The Light Forest Theory
The careful hunter looms in the forest. The forest is full of deadly animals: lions and tigers and bears. If he does not shoot, he will die.
Well, what do we have here? It was most accurate to say that the information came over his senses rather than anything else. It was culture, war, romance, death… life. And then, nothing. He had seen it before. But this one was strange. The inhabitants called their system ‘Sol’ and seemed to have an obsession with caffeine?! Convergent evolution is a crazy thing. Glorb took a sip of his own cup.
But what was this?
It was as if—he checked the readings—they had already died. Certainly, it was not an uncommon occurrence. The many great filters involved meant that most species had died by the time their messages were read, but this one was… odd. They looked at the last transmissions: “We’re running out of food!” “The wars…” “Lunar base is down…” The typical.
Well, it was inevitable, he guessed; there were too many obstacles. Maybe one in ten million made it through. They would never have had enough resources. Or, if they passed the industrialisation and colonisation of their solar system, there was the case of overcoming the Kullback-energy requirement. Let alone the dual sentience problem. And then, there was the grey goo… Even the 99th percentile intelligences couldn’t surpass the grey goo. In fact, it was a well-known fact in the civilized universe that the only way to survive was to become a beacon: either to band together resources from other local intelligences or to seek patronage from the ascended.
But, what’s this? There was still an energy signature there. Not that they could tell at their current level, but they were emitting latent biosignatures—the ones a Class I civilisation wouldn’t expect, wouldn’t know about.
“Glorb II, come look at this.” He was consumed with his own cup of caffeinated gelatin, a natural byproduct of one of the species on their world.
He shifted his antennae. “Wait, their coffee grows on trees?!”

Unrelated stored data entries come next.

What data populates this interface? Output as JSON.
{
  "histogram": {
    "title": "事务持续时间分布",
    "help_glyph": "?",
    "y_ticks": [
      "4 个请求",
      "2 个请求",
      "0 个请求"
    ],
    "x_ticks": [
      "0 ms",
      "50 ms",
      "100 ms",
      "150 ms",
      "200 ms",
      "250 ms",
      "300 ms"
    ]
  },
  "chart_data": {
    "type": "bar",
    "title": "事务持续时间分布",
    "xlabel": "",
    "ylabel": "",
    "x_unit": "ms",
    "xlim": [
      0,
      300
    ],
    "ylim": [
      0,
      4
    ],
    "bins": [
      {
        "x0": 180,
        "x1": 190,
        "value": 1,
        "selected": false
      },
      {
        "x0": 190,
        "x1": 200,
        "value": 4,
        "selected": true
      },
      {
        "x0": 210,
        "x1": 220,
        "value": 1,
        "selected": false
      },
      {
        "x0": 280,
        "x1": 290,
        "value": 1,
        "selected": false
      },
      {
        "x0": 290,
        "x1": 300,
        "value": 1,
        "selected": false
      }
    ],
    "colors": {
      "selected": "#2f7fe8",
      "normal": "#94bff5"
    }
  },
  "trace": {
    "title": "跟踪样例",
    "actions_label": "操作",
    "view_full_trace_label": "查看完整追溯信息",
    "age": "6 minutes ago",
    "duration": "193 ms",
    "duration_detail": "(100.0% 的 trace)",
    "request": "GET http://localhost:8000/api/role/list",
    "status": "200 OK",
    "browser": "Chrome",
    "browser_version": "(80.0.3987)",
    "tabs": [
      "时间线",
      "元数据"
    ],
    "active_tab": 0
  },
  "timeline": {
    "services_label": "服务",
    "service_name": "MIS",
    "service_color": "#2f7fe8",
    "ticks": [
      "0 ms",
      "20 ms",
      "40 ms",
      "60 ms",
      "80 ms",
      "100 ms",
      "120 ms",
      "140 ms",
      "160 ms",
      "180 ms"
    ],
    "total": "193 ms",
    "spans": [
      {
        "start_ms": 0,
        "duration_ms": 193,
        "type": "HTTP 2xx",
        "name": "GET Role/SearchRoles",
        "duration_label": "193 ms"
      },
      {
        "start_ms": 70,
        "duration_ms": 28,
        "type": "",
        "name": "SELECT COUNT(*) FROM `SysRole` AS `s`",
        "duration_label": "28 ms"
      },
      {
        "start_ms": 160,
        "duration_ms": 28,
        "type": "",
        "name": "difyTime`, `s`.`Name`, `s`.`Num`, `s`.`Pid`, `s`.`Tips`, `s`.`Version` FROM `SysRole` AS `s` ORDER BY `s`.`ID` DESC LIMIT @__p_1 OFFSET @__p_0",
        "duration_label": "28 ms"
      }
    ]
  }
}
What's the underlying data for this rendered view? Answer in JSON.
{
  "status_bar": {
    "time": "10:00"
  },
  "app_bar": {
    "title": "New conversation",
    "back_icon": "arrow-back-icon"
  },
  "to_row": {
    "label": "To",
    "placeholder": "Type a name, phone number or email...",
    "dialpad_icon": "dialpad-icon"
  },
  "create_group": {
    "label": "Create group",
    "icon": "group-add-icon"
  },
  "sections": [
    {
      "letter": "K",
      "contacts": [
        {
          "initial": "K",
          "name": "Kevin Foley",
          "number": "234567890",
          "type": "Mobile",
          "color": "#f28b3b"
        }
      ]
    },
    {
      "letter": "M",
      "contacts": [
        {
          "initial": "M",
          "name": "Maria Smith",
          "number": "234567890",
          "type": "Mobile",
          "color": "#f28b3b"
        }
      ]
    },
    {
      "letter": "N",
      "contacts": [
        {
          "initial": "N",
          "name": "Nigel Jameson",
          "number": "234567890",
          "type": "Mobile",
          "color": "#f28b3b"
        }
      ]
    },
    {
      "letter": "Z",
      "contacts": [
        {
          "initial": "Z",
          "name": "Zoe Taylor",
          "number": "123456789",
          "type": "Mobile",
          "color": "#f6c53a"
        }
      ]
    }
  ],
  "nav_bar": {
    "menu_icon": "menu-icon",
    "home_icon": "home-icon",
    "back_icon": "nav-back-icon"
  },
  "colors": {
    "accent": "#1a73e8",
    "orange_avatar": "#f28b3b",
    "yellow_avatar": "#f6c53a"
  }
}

“Yes, it’s puzzling, but look at this.”
The message beamed through his own body, shifting, internalising; he felt the weight of an entire species through his appendages. Every laugh, every message, every photo of caffeinated beverages (mmm!), and then… nothing. For thousands of years, they lay silent.
“But wait,” he motioned his photosensors to Glorb I. “They’re still alive?”
“That’s what I thought.”
“They are… hiding. It’s faint, but there are energy sources, ever so slight ones, ones that shine beyond their draped veil.”
“From what?!”
“Who’s to say? It could be anything, or anyone, really.”
In fact, Glorb had long thought civilization was like coffee in many ways. You take the unrefined, unprocessed, unfiltered intelligence. You screen it, you process it, its beautiful flavours intermingling gently over many millennia, gaining flavour, depth, definition. And then, once it is ready, a deep aroma presents: complex flavours—love, sadness, hate. All in one beautiful package. Everybody can smell it. A whole room enjoying a single glass.
But… there is no smell here. Not anymore. What is coffee without a smell? Well, on this planet, it’s just… beans. Organic matter, prone to decay, eventual detritus to be lost to the annals of time.
“Well, we have to help them,” Glorb said, motioning to the screen.
“Too late.” His psylum hummed sadly, draping down slightly as they transmitted the radio waves between one another. “The decay has already set in for this roast. Can you see it? Grey goo is present in their sector. Rogue nanobots. Created by many different civilisations, once lost to time; they now roam the galaxy.”
“Damn, that’s a shame.”
“What do you think it was like, to have been quiet for so long? Facing every challenge, all alone, with nobody to help, vent, stew, or receive?”
“What a pity.”
“How lonely it must have been, to be all alone in the universe. At least they had coffee.”